The attack targeted Montenegro’s water supply systems, transportation services and online government services.

The U.S. Cyber Command also reported that it had recently deployed its “hunt forward” team for the first time in Croatia to help the Balkan country shore up its cyber defenses and network against active threats. 

The team, which is made up of U.S. military and civilian personnel, worked alongside Croatian intelligence and cybersecurity officials to look for malicious cyber activity and vulnerabilities. 

The agency often sends the team overseas to assist allies in strengthening their cybersecurity defenses. It has so far conducted 35 operations in 18 countries, including Estonia, Lithuania, Montenegro, North Macedonia and Ukraine.

Neuberger was also asked about how the administration is tackling the rise of ransomware.
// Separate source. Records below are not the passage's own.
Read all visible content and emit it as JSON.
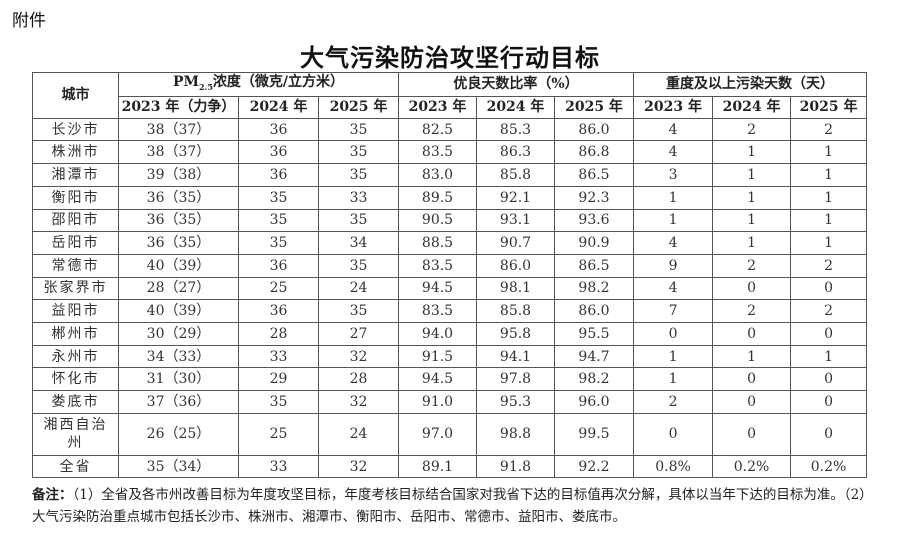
{
  "attachment_label": "附件",
  "title": "大气污染防治攻坚行动目标",
  "header": {
    "city": "城市",
    "pm_prefix": "PM",
    "pm_sub": "2.5",
    "pm_suffix": "浓度（微克/立方米）",
    "good": "优良天数比率（%）",
    "heavy": "重度及以上污染天数（天）",
    "pm_years": [
      "2023 年（力争）",
      "2024 年",
      "2025 年"
    ],
    "good_years": [
      "2023 年",
      "2024 年",
      "2025 年"
    ],
    "heavy_years": [
      "2023 年",
      "2024 年",
      "2025 年"
    ]
  },
  "rows": [
    [
      "长沙市",
      "38（37）",
      "36",
      "35",
      "82.5",
      "85.3",
      "86.0",
      "4",
      "2",
      "2"
    ],
    [
      "株洲市",
      "38（37）",
      "36",
      "35",
      "83.5",
      "86.3",
      "86.8",
      "4",
      "1",
      "1"
    ],
    [
      "湘潭市",
      "39（38）",
      "36",
      "35",
      "83.0",
      "85.8",
      "86.5",
      "3",
      "1",
      "1"
    ],
    [
      "衡阳市",
      "36（35）",
      "35",
      "33",
      "89.5",
      "92.1",
      "92.3",
      "1",
      "1",
      "1"
    ],
    [
      "邵阳市",
      "36（35）",
      "35",
      "35",
      "90.5",
      "93.1",
      "93.6",
      "1",
      "1",
      "1"
    ],
    [
      "岳阳市",
      "36（35）",
      "35",
      "34",
      "88.5",
      "90.7",
      "90.9",
      "4",
      "1",
      "1"
    ],
    [
      "常德市",
      "40（39）",
      "36",
      "35",
      "83.5",
      "86.0",
      "86.5",
      "9",
      "2",
      "2"
    ],
    [
      "张家界市",
      "28（27）",
      "25",
      "24",
      "94.5",
      "98.1",
      "98.2",
      "4",
      "0",
      "0"
    ],
    [
      "益阳市",
      "40（39）",
      "36",
      "35",
      "83.5",
      "85.8",
      "86.0",
      "7",
      "2",
      "2"
    ],
    [
      "郴州市",
      "30（29）",
      "28",
      "27",
      "94.0",
      "95.8",
      "95.5",
      "0",
      "0",
      "0"
    ],
    [
      "永州市",
      "34（33）",
      "33",
      "32",
      "91.5",
      "94.1",
      "94.7",
      "1",
      "1",
      "1"
    ],
    [
      "怀化市",
      "31（30）",
      "29",
      "28",
      "94.5",
      "97.8",
      "98.2",
      "1",
      "0",
      "0"
    ],
    [
      "娄底市",
      "37（36）",
      "35",
      "32",
      "91.0",
      "95.3",
      "96.0",
      "2",
      "0",
      "0"
    ],
    [
      "湘西自治州",
      "26（25）",
      "25",
      "24",
      "97.0",
      "98.8",
      "99.5",
      "0",
      "0",
      "0"
    ],
    [
      "全省",
      "35（34）",
      "33",
      "32",
      "89.1",
      "91.8",
      "92.2",
      "0.8%",
      "0.2%",
      "0.2%"
    ]
  ],
  "notes": {
    "label": "备注：",
    "text": "（1）全省及各市州改善目标为年度攻坚目标，年度考核目标结合国家对我省下达的目标值再次分解，具体以当年下达的目标为准。（2）大气污染防治重点城市包括长沙市、株洲市、湘潭市、衡阳市、岳阳市、常德市、益阳市、娄底市。"
  }
}
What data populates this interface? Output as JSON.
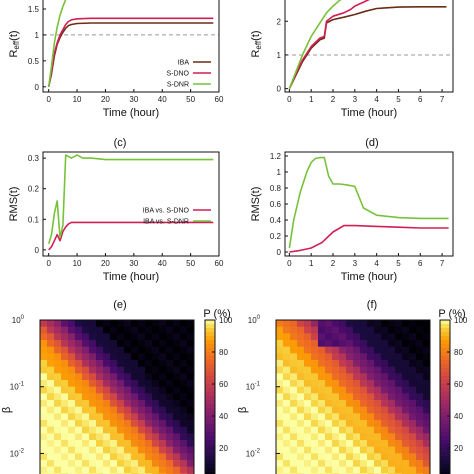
{
  "panel_labels": {
    "c": "(c)",
    "d": "(d)",
    "e": "(e)",
    "f": "(f)"
  },
  "colors": {
    "iba": "#6b2d14",
    "sdno": "#d11f55",
    "sdnr": "#77c23a",
    "ref": "#999999"
  },
  "chart_data": [
    {
      "id": "reff_left",
      "type": "line",
      "title": "",
      "xlabel": "Time (hour)",
      "ylabel": "R",
      "ylabel_sub": "eff",
      "ylabel_tail": "(t)",
      "xlim": [
        -2,
        60
      ],
      "ylim": [
        -0.1,
        1.75
      ],
      "xticks": [
        "0",
        "10",
        "20",
        "30",
        "40",
        "50",
        "60"
      ],
      "yticks": [
        "0",
        "0.5",
        "1",
        "1.5"
      ],
      "reference_line": 1,
      "legend": "lower-right",
      "series": [
        {
          "name": "IBA",
          "color": "#6b2d14",
          "x": [
            0,
            1,
            2,
            3,
            4,
            5,
            6,
            7,
            8,
            10,
            15,
            20,
            30,
            40,
            50,
            58
          ],
          "y": [
            0,
            0.25,
            0.6,
            0.82,
            0.95,
            1.05,
            1.13,
            1.18,
            1.2,
            1.22,
            1.23,
            1.23,
            1.23,
            1.23,
            1.23,
            1.23
          ]
        },
        {
          "name": "S-DNO",
          "color": "#d11f55",
          "x": [
            0,
            1,
            2,
            3,
            4,
            5,
            6,
            7,
            8,
            10,
            15,
            20,
            30,
            40,
            50,
            58
          ],
          "y": [
            0,
            0.3,
            0.65,
            0.85,
            1.0,
            1.1,
            1.2,
            1.26,
            1.29,
            1.31,
            1.32,
            1.32,
            1.32,
            1.32,
            1.32,
            1.32
          ]
        },
        {
          "name": "S-DNR",
          "color": "#77c23a",
          "x": [
            0,
            1,
            2,
            3,
            4,
            5,
            6,
            7,
            8,
            10,
            15,
            20,
            30,
            40,
            50,
            58
          ],
          "y": [
            0,
            0.4,
            0.85,
            1.15,
            1.38,
            1.55,
            1.68,
            1.74,
            1.74,
            1.74,
            1.74,
            1.74,
            1.74,
            1.74,
            1.74,
            1.74
          ]
        }
      ]
    },
    {
      "id": "reff_right",
      "type": "line",
      "title": "",
      "xlabel": "Time (hour)",
      "ylabel": "R",
      "ylabel_sub": "eff",
      "ylabel_tail": "(t)",
      "xlim": [
        -0.2,
        7.5
      ],
      "ylim": [
        -0.1,
        2.75
      ],
      "xticks": [
        "0",
        "1",
        "2",
        "3",
        "4",
        "5",
        "6",
        "7"
      ],
      "yticks": [
        "0",
        "1",
        "2"
      ],
      "reference_line": 1,
      "series": [
        {
          "name": "IBA",
          "color": "#6b2d14",
          "x": [
            0,
            0.3,
            0.6,
            1.0,
            1.4,
            1.6,
            1.7,
            2.0,
            2.5,
            3.0,
            3.5,
            4.0,
            5.0,
            6.0,
            7.2
          ],
          "y": [
            0,
            0.4,
            0.8,
            1.2,
            1.45,
            1.5,
            1.95,
            2.05,
            2.12,
            2.2,
            2.3,
            2.38,
            2.42,
            2.43,
            2.43
          ]
        },
        {
          "name": "S-DNO",
          "color": "#d11f55",
          "x": [
            0,
            0.3,
            0.6,
            1.0,
            1.4,
            1.6,
            1.7,
            2.0,
            2.5,
            2.8,
            3.0,
            3.5,
            4.0
          ],
          "y": [
            0,
            0.45,
            0.85,
            1.25,
            1.5,
            1.55,
            2.0,
            2.15,
            2.25,
            2.35,
            2.45,
            2.6,
            2.75
          ]
        },
        {
          "name": "S-DNR",
          "color": "#77c23a",
          "x": [
            0,
            0.3,
            0.6,
            1.0,
            1.4,
            1.7,
            2.0,
            2.3,
            2.6
          ],
          "y": [
            0,
            0.5,
            1.0,
            1.55,
            1.95,
            2.25,
            2.45,
            2.62,
            2.75
          ]
        }
      ]
    },
    {
      "id": "rms_left",
      "type": "line",
      "title": "",
      "xlabel": "Time (hour)",
      "ylabel": "RMS(t)",
      "xlim": [
        -2,
        60
      ],
      "ylim": [
        -0.02,
        0.32
      ],
      "xticks": [
        "0",
        "10",
        "20",
        "30",
        "40",
        "50",
        "60"
      ],
      "yticks": [
        "0",
        "0.1",
        "0.2",
        "0.3"
      ],
      "legend": "center-right",
      "series": [
        {
          "name": "IBA vs. S-DNO",
          "color": "#d11f55",
          "x": [
            0,
            1,
            2,
            3,
            4,
            5,
            6,
            7,
            8,
            10,
            15,
            20,
            30,
            40,
            50,
            58
          ],
          "y": [
            0,
            0.01,
            0.03,
            0.05,
            0.03,
            0.06,
            0.075,
            0.085,
            0.09,
            0.09,
            0.09,
            0.09,
            0.09,
            0.09,
            0.09,
            0.09
          ]
        },
        {
          "name": "IBA vs. S-DNR",
          "color": "#77c23a",
          "x": [
            0,
            1,
            2,
            3,
            4,
            5,
            6,
            7,
            8,
            10,
            12,
            15,
            20,
            30,
            40,
            50,
            58
          ],
          "y": [
            0.02,
            0.05,
            0.12,
            0.16,
            0.04,
            0.08,
            0.31,
            0.305,
            0.3,
            0.31,
            0.3,
            0.3,
            0.295,
            0.295,
            0.295,
            0.295,
            0.295
          ]
        }
      ]
    },
    {
      "id": "rms_right",
      "type": "line",
      "title": "",
      "xlabel": "Time (hour)",
      "ylabel": "RMS(t)",
      "xlim": [
        -0.2,
        7.5
      ],
      "ylim": [
        -0.05,
        1.25
      ],
      "xticks": [
        "0",
        "1",
        "2",
        "3",
        "4",
        "5",
        "6",
        "7"
      ],
      "yticks": [
        "0",
        "0.2",
        "0.4",
        "0.6",
        "0.8",
        "1",
        "1.2"
      ],
      "series": [
        {
          "name": "IBA vs. S-DNO",
          "color": "#d11f55",
          "x": [
            0,
            0.5,
            1.0,
            1.5,
            2.0,
            2.5,
            3.0,
            4.0,
            5.0,
            6.0,
            7.3
          ],
          "y": [
            0,
            0.02,
            0.05,
            0.12,
            0.25,
            0.33,
            0.33,
            0.32,
            0.31,
            0.3,
            0.3
          ]
        },
        {
          "name": "IBA vs. S-DNR",
          "color": "#77c23a",
          "x": [
            0,
            0.2,
            0.5,
            0.8,
            1.0,
            1.2,
            1.4,
            1.6,
            1.8,
            2.0,
            2.3,
            2.6,
            3.0,
            3.4,
            4.0,
            5.0,
            6.0,
            7.3
          ],
          "y": [
            0.05,
            0.4,
            0.75,
            1.0,
            1.12,
            1.17,
            1.18,
            1.18,
            0.95,
            0.85,
            0.85,
            0.84,
            0.82,
            0.55,
            0.46,
            0.43,
            0.42,
            0.42
          ]
        }
      ]
    },
    {
      "id": "heatmap_e",
      "type": "heatmap",
      "title": "",
      "ylabel": "β",
      "colorbar_label": "P (%)",
      "colorbar_ticks": [
        "20",
        "40",
        "60",
        "80",
        "100"
      ],
      "clim": [
        0,
        100
      ],
      "ylim_log": [
        0.004,
        1
      ],
      "yticks": [
        "10",
        "10",
        "10"
      ],
      "ytick_exps": [
        "0",
        "-1",
        "-2"
      ]
    },
    {
      "id": "heatmap_f",
      "type": "heatmap",
      "title": "",
      "ylabel": "β",
      "colorbar_label": "P (%)",
      "colorbar_ticks": [
        "20",
        "40",
        "60",
        "80",
        "100"
      ],
      "clim": [
        0,
        100
      ],
      "ylim_log": [
        0.004,
        1
      ],
      "yticks": [
        "10",
        "10",
        "10"
      ],
      "ytick_exps": [
        "0",
        "-1",
        "-2"
      ]
    }
  ]
}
On the international stage, she noted that last year, the U.S. announced the Counter Ransomware Initiative which brings together over 30 countries that pledged greater international cooperation against ransomware attacks.

“Ransomware is a tough problem because fundamentally deterrence is hard when many of the criminal actors are sitting in countries where we don’t have law enforcement relationships with them,” Neuberger said.

Meanwhile, on the domestic front, Neuberger said the government is focused on disrupting the “funding ecosystem” by sanctioning cryptocurrency mixers, which are often used by cyber criminals to hide and launder illicit funds. 

In August, the Treasury Department imposed sanctions against cryptocurrency mixer Tornado Cash for helping hackers launder more than $7 million worth of digital currency.

The department said Tornado Cash allowed cyber groups, including North Korean state-sponsored hackers, to use its platform to launder the proceeds of cyber crimes.

Neuberger said that ransomware attacks should be treated as a “fiscally driven problem.”

“Ransomware is interesting because it’s where the money is,” she added. 

Neuberger also said that this should be a wake-up call for organizations like hospitals and schools — which have been targets of ransomware — to start investing and upgrading their cybersecurity standards to make it harder for hackers to breach their systems.

She additionally warned organizations not to pay ransoms because every time they do so, it incentivizes hackers to continue their criminal activity. 

Inglis also mentioned that the government has been trying to hire more tech and cyber workers as threats continue to rise. 

“We have been successful in filling two-thirds of the jobs that have the word cyber and IT in it, and that’s the good news,” Inglis said.

However, he said there’s still a long way to go because one-third of those jobs are vacant.

“This means we need to reexamine everything about the proposition,” Inglis said. 

“Have we specified those jobs properly? Have we appealed to the broadest possible population that would fill those jobs?” he added. 

To address this issue, the White House hosted a cyber workforce and education summit over the summer during which participants, including Inglis, pledged to improve diversity and inclusion in the cyber field as well as build a national cyber workforce and education strategy.